Two weeks later, Jack's season came to an unfortunate end. He did not earn the desired All-American honor he dreamt of. He was victorious in one of his three matches, which not many people can say they've done. All of his wrestling goals have not been achieved yet. He's back in the room improving his technique and tweaking some details to help achieve them. He utilizes his assistant coach, Joey Dance, a lot - who was a 2X All-American wrestler at Virginia Tech. "Coach Dance is always available. Anytime I need a workout, or want to work on a certain position, I can text him. All the coaches are extremely accessible."
American NCAA qualifier Jack Maida locking up a cradle against Central Michigan (photo courtesy of Sam Janicki; SJanickiPhoto.com)

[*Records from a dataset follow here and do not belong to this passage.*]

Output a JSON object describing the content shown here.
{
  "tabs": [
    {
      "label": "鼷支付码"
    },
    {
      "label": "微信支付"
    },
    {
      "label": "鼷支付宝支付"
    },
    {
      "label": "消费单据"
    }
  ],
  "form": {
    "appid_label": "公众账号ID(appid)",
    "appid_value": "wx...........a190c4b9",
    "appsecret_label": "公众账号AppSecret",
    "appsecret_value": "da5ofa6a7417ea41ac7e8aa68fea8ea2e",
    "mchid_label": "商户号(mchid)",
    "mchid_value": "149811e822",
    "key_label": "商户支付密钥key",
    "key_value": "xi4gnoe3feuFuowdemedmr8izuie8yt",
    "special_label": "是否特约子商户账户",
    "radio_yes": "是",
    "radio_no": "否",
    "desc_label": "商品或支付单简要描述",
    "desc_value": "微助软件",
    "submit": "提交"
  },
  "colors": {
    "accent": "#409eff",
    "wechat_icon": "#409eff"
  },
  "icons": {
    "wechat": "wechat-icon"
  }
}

Both Coach Borrelli and Dance said the same thing about Jack. "He's competitive, in everything we do, he is always looking to win." Interestingly, they both used the word "fiery" to describe him. I'll tell you what, fiery is not a word I would use to describe Jack, solely based on our conversation. But watching him on the mat - that's a different story. When he is focused "on just wrestling" as he simply stated previously, he will be a force to be reckoned with on the national stage. Ultimately, the hope is that Maida's season can help motivate teammates to put in the work needed. Coach Dance half-joked "Jack got lonely in the hotel room at NCAAs. He definitely wants some company next year."

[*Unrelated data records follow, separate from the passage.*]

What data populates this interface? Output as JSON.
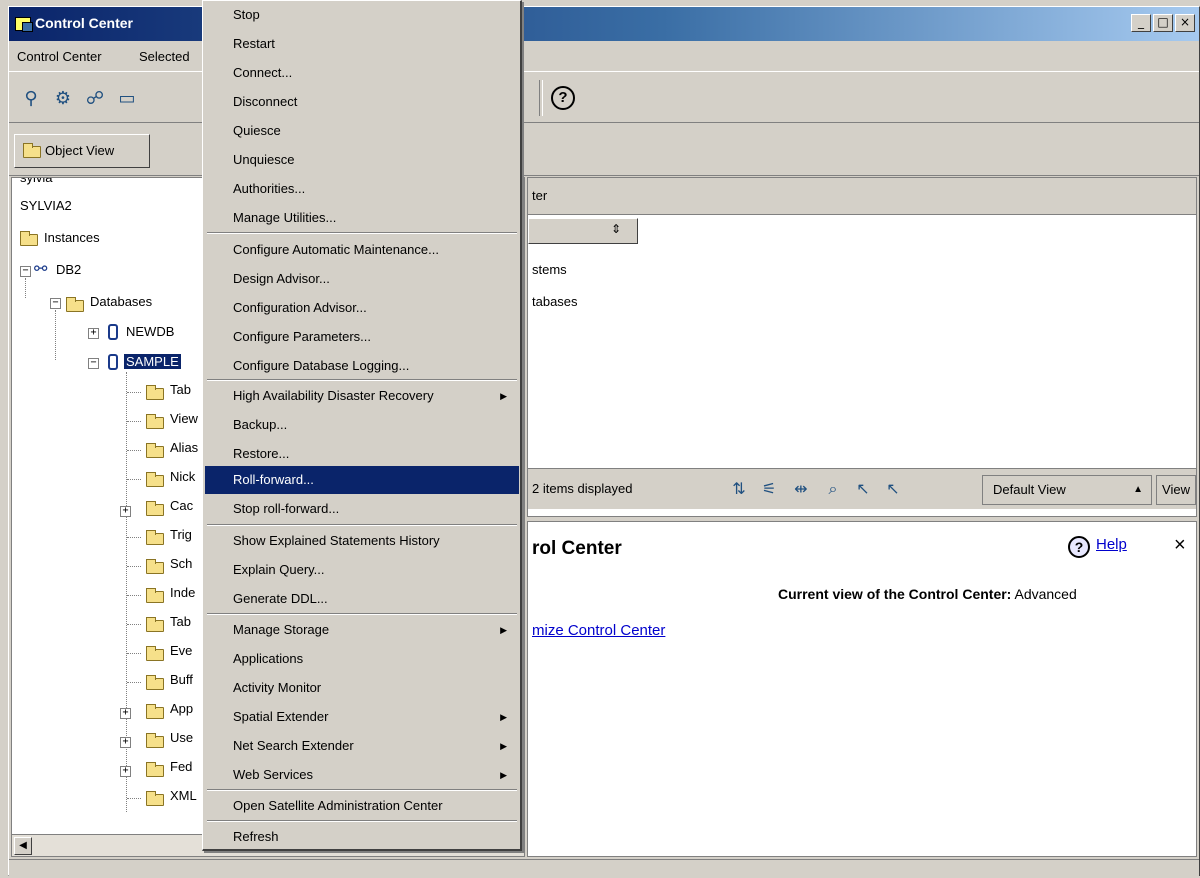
{
  "window": {
    "title": "Control Center",
    "controls": [
      "_",
      "□",
      "×"
    ]
  },
  "menubar": {
    "items": [
      "Control Center",
      "Selected"
    ]
  },
  "toolbar": {
    "icons": [
      "tree-icon",
      "launch-icon",
      "connect-icon",
      "command-icon",
      "help-icon"
    ]
  },
  "viewbar": {
    "object_view_label": "Object View"
  },
  "tree": {
    "nodes": [
      {
        "label": "sylvia",
        "type": "system"
      },
      {
        "label": "SYLVIA2",
        "type": "system"
      },
      {
        "label": "Instances",
        "type": "folder"
      },
      {
        "label": "DB2",
        "type": "instance"
      },
      {
        "label": "Databases",
        "type": "folder"
      },
      {
        "label": "NEWDB",
        "type": "database"
      },
      {
        "label": "SAMPLE",
        "type": "database",
        "selected": true
      },
      {
        "label": "Tab",
        "type": "folder"
      },
      {
        "label": "View",
        "type": "folder"
      },
      {
        "label": "Alias",
        "type": "folder"
      },
      {
        "label": "Nick",
        "type": "folder"
      },
      {
        "label": "Cac",
        "type": "folder"
      },
      {
        "label": "Trig",
        "type": "folder"
      },
      {
        "label": "Sch",
        "type": "folder"
      },
      {
        "label": "Inde",
        "type": "folder"
      },
      {
        "label": "Tab",
        "type": "folder"
      },
      {
        "label": "Eve",
        "type": "folder"
      },
      {
        "label": "Buff",
        "type": "folder"
      },
      {
        "label": "App",
        "type": "folder"
      },
      {
        "label": "Use",
        "type": "folder"
      },
      {
        "label": "Fed",
        "type": "folder"
      },
      {
        "label": "XML",
        "type": "folder"
      }
    ]
  },
  "contents": {
    "title": "ter",
    "column_sort": "⇕",
    "rows": [
      "stems",
      "tabases"
    ],
    "items_displayed": "2 items displayed",
    "default_view": "Default View",
    "view_button": "View"
  },
  "info": {
    "title": "rol Center",
    "help_label": "Help",
    "close": "×",
    "current_view_label": "Current view of the Control Center:",
    "current_view_value": "Advanced",
    "customize_link": "mize Control Center"
  },
  "context_menu": {
    "items": [
      {
        "label": "Stop"
      },
      {
        "label": "Restart"
      },
      {
        "label": "Connect..."
      },
      {
        "label": "Disconnect"
      },
      {
        "label": "Quiesce"
      },
      {
        "label": "Unquiesce"
      },
      {
        "label": "Authorities..."
      },
      {
        "label": "Manage Utilities..."
      },
      {
        "label": "Configure Automatic Maintenance..."
      },
      {
        "label": "Design Advisor..."
      },
      {
        "label": "Configuration Advisor..."
      },
      {
        "label": "Configure Parameters..."
      },
      {
        "label": "Configure Database Logging..."
      },
      {
        "label": "High Availability Disaster Recovery",
        "submenu": true
      },
      {
        "label": "Backup..."
      },
      {
        "label": "Restore..."
      },
      {
        "label": "Roll-forward...",
        "selected": true
      },
      {
        "label": "Stop roll-forward..."
      },
      {
        "label": "Show Explained Statements History"
      },
      {
        "label": "Explain Query..."
      },
      {
        "label": "Generate DDL..."
      },
      {
        "label": "Manage Storage",
        "submenu": true
      },
      {
        "label": "Applications"
      },
      {
        "label": "Activity Monitor"
      },
      {
        "label": "Spatial Extender",
        "submenu": true
      },
      {
        "label": "Net Search Extender",
        "submenu": true
      },
      {
        "label": "Web Services",
        "submenu": true
      },
      {
        "label": "Open Satellite Administration Center"
      },
      {
        "label": "Refresh"
      }
    ]
  },
  "colors": {
    "selection": "#0a246a",
    "face": "#d4d0c8",
    "link": "#0000cc"
  }
}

In closing, I wanted to write this article for a few reasons. First, everyone has struggles of varying degrees. Many do not realize the magnitude of these struggles - whether they be internal or external. Wrestling has always been the "toughen it out" type of sport, and, for the most part, always will be. It does not go without saying, the mental aspect is much more respected and appreciated in the current day. The culture of the American University wrestling team is one every athlete should want to be a part of. Jack did not do this by himself. He relied on teammates to talk to be there to talk. The coaches constantly checking-in and understanding when he was "a little off." It's so important to have the emotional intelligence needed to know "when tough talks are needed" as one of the coaches put it.
Lastly, we cannot be too quick to judge others, or make assumptions. Sometimes, we lose awareness of our surroundings and do or say things. One point Coach Borrelli mentioned that brings this point home was something a teammate said in the vicinity of Jack at practice. The innocent words (to another teammate, in a joking way - totally unintentional) "Don't be such a momma's boy!" Coach Borrelli instantly saw Jack's demeanor change. Borrelli continued "You can see how important words are and how they affect others. Even something silly like that." Was it because Jack was a momma's boy? Maybe. Was it because Jack was going through a tough time losing his mom? For sure. Did it make him miss his mom even more? Most likely.
Regardless, it's a friendly reminder that people react to words and experiences differently, based on their own life's happenings. Next time your favorite wrestler (or athlete) does not perform up to par, let's remember we're all human with emotions and that athlete may have some other things going on inside their head that are most likely more important than "just a wrestling match."